Section 87 (1) and (a) of the Employment Act provides;
(1 Subject to the provision of this Act whenever;
(a) and employer or employee neglects or refuses to fulfill a contract of service or
(b) any question, difference or dispute arises as to the rights of liabilities of either party;
Or touching any misconduct, reflect or ill treatment of either party or any injury to the person or property of either, under any contract of service, the aggrieved party may complaint to the labour office or lodge a complaint or suit in the industrial court.
(2) No court other than the Industrial court shall determine any complainant or suit referred to in subsection (1).

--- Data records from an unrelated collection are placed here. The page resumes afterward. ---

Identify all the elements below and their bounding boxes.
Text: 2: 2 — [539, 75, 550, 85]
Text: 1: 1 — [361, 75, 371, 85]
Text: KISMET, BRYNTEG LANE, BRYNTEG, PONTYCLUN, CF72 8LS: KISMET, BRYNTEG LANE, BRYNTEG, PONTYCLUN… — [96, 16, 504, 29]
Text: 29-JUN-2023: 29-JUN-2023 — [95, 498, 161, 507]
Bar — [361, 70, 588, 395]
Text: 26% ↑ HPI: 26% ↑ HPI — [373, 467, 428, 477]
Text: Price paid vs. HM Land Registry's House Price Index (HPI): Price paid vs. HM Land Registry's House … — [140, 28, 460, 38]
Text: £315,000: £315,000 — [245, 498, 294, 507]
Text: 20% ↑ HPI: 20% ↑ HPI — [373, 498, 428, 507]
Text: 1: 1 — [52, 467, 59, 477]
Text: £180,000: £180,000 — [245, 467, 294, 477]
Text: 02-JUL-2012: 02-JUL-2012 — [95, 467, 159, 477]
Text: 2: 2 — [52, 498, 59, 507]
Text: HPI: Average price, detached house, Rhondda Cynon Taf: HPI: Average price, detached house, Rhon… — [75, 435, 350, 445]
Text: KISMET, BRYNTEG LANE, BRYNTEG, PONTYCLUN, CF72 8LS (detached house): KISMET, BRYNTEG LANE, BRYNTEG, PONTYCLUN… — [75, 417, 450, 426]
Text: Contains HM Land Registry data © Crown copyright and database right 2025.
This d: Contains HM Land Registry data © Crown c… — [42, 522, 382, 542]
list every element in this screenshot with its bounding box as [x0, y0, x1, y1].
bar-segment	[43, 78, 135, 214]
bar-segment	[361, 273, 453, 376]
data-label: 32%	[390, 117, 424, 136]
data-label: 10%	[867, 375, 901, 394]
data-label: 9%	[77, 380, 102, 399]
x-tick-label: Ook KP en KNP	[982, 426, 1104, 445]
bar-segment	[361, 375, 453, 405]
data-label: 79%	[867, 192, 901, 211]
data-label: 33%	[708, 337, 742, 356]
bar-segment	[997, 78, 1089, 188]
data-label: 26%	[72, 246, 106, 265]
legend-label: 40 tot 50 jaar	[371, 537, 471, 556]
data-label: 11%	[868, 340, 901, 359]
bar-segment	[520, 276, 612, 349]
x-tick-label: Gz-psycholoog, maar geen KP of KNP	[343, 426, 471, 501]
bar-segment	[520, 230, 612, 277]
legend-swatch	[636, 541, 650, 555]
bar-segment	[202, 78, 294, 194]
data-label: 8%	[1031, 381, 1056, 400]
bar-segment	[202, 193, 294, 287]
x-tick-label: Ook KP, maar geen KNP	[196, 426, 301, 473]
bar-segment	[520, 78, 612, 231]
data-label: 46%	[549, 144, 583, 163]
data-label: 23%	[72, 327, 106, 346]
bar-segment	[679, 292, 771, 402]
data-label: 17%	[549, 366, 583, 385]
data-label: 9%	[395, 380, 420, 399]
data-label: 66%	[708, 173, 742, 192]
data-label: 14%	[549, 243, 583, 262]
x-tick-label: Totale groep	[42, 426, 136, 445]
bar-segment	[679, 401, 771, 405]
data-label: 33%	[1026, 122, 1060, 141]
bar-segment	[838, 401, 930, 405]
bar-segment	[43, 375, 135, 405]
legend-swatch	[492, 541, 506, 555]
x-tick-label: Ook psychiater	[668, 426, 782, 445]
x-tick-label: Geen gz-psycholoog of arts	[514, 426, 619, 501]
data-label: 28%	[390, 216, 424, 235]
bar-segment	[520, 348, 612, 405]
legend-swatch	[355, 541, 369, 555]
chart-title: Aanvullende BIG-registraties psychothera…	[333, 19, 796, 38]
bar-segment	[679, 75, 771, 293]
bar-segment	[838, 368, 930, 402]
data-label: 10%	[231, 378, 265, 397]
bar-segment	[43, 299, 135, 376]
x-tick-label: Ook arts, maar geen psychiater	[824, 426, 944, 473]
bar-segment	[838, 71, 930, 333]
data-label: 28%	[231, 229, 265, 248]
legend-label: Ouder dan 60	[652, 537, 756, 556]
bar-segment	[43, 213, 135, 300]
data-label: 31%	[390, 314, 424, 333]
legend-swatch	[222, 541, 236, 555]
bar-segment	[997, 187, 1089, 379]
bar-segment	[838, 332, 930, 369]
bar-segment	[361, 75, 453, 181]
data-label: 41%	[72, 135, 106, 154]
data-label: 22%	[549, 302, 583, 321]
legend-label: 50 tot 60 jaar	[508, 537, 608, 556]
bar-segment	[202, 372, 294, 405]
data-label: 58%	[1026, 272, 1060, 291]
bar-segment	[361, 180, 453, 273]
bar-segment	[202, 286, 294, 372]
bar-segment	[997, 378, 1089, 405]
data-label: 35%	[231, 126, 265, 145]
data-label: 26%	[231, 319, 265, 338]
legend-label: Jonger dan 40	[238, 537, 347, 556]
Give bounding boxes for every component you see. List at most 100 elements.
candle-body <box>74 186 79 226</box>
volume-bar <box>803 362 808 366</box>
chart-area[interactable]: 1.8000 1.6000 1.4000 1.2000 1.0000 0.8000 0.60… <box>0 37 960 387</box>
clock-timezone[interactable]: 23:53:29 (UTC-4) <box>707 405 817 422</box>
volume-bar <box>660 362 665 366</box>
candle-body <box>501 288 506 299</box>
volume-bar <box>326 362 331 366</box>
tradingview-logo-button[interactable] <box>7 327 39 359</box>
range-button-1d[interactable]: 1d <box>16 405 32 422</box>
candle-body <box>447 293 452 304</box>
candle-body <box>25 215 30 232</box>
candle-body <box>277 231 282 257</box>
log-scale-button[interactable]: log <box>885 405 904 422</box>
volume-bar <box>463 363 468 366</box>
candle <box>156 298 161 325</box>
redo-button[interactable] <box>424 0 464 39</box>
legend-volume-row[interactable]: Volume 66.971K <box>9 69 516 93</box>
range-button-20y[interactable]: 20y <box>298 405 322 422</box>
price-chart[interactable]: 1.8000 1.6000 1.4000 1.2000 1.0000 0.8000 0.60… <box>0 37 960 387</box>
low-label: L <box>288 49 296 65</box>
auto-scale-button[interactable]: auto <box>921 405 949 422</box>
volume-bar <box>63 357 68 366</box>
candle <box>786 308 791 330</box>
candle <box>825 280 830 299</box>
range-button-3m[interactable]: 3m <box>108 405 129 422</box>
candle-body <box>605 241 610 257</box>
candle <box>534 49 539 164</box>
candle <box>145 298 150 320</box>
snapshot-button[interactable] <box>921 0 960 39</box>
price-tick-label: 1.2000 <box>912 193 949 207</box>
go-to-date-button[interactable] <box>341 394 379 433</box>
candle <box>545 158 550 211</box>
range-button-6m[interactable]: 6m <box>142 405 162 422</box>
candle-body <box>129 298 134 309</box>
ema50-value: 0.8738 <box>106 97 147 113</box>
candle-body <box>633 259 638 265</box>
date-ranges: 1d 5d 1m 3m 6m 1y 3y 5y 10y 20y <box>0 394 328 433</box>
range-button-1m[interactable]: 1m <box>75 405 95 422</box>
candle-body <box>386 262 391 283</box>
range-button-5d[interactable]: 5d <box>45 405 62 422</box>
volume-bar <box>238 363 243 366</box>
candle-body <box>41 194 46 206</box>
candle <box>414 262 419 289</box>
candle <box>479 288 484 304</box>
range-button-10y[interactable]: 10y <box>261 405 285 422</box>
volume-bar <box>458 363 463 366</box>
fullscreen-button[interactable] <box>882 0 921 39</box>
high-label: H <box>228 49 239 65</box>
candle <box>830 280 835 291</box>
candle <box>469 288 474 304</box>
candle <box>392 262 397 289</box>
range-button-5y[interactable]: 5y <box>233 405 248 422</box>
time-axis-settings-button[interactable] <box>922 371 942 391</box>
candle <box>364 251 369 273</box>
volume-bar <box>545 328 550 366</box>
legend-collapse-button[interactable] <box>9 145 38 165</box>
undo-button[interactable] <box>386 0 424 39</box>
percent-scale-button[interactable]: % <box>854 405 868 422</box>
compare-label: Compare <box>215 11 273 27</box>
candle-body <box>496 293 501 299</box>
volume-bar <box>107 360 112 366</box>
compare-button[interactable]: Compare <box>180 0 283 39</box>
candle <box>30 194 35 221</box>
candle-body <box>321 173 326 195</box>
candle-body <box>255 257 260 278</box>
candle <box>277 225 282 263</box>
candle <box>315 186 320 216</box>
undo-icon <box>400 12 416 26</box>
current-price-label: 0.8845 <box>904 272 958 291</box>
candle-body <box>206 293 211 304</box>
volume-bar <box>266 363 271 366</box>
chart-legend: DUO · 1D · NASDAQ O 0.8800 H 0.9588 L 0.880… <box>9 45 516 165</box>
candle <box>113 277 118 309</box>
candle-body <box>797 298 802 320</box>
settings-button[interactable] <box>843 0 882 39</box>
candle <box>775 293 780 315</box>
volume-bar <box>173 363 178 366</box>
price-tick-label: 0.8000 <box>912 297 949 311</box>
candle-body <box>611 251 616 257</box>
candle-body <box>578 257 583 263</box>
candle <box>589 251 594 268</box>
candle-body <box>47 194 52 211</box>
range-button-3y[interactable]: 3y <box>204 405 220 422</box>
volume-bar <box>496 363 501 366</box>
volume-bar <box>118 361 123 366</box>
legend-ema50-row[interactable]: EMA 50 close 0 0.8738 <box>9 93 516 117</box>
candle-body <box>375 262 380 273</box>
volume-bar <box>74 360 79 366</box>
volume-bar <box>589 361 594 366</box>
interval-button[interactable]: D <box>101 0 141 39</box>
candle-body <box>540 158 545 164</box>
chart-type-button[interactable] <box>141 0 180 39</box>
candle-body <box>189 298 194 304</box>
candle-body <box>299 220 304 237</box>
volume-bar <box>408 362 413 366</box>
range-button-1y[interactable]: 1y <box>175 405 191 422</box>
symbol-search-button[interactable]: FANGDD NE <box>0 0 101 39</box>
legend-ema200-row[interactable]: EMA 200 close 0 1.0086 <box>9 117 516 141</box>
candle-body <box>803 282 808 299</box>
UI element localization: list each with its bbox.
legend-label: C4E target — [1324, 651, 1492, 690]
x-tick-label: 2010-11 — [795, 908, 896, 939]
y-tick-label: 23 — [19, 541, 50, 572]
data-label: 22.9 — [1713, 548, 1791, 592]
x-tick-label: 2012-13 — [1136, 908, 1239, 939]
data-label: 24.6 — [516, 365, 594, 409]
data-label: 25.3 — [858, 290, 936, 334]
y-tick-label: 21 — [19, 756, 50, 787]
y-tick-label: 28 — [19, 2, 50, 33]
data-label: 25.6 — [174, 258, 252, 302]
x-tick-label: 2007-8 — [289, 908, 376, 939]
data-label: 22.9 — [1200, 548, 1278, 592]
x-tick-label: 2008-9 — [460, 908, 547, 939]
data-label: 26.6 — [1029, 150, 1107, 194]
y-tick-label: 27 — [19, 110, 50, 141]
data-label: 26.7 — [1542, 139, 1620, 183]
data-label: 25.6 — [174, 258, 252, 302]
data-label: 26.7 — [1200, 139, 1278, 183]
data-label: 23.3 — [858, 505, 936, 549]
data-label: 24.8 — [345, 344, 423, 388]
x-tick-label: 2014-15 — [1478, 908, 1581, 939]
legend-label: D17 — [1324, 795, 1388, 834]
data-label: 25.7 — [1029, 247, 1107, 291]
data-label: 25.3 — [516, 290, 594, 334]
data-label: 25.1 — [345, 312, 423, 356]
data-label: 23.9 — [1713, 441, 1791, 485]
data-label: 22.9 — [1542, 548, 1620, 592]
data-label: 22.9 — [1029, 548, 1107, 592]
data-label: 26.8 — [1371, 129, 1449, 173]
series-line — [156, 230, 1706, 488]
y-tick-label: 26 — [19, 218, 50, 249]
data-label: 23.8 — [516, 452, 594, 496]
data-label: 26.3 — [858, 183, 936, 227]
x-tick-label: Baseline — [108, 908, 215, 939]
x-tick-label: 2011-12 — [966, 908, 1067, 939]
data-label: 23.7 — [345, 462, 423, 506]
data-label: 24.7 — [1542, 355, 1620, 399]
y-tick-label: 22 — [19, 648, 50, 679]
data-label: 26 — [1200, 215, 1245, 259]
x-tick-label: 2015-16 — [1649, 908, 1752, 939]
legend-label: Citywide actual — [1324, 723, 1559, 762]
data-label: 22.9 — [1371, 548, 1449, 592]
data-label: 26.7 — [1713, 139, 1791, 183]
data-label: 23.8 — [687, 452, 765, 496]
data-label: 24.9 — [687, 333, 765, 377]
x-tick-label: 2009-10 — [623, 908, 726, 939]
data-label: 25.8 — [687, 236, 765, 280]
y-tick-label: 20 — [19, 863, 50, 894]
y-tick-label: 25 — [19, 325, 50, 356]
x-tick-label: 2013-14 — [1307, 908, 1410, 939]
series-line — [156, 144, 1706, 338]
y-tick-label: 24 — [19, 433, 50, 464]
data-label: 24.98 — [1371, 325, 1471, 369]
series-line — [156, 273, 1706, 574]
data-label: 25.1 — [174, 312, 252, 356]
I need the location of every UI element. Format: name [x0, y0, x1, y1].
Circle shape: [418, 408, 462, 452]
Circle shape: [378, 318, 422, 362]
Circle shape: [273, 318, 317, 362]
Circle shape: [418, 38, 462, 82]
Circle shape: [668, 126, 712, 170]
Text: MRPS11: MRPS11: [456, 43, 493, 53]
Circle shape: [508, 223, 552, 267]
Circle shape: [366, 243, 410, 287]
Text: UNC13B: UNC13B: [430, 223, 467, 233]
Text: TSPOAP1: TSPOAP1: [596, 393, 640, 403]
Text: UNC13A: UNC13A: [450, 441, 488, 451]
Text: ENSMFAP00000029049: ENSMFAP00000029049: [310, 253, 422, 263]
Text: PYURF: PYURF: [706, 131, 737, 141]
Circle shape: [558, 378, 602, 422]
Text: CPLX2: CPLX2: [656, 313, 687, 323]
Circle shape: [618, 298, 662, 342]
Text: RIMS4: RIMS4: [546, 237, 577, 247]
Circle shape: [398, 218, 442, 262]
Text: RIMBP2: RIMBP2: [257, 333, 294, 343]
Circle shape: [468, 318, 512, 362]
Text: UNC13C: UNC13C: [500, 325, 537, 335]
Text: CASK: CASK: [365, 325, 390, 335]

19. The exclusivity of the jurisdiction of the Employment and labour Relations Court vis a vis the High Court in relation to such disputes was emphasized by the Supreme Court in the case of REPUBLIC VRS KARISA CHENGO & OTHERS, SUPREME COURT PETITION NO. 5 OF 2015 (2017) e KLR where it held as follows;
“From a reading of the Constitution and these Acts of Parliament, it is clear that a special cadre of courts, with sui generis jurisdiction, is provided for. We therefore entirely concur with the court of Appeal’s decision that such parity of hierarchical stature does not imply that either Environment and Land Court or Employment and Labour Relations Court is the High court or vice versa. The three are different and autonomous courts and excercise different and distinct jurisdictions. As Article 165 (5) precludes the High court from entertaining matters reserved to the Environment and Land Court and Employment and Labour Relations Court, it should, by the same token, be informed that the Environment and Land Court and Employment and Labour Relations Court too cannot hear matters reserved to the jurisdiction of the High court”.
20. From the pleadings and evidence in the instant case, it is clear that the appellant’s claim arose out of a work place injury based on employment relationship between the Appellant and Respondent.
21. From the foregoing, this court declines jurisdiction to hear this Appeal and transfer the same to the Employment and Labour Relations Court, Mombasa for hearing and determination (see the case of DANIEL N MUGENDI VRS KENYATTA UNIVERSITY AND 3 OTHERS, NRB C. A NO. 6 OF 2012 (2013) e KLR)
Costs shall be in cause.
Dated and delivered at Mombasa this 27th day of March, 2019.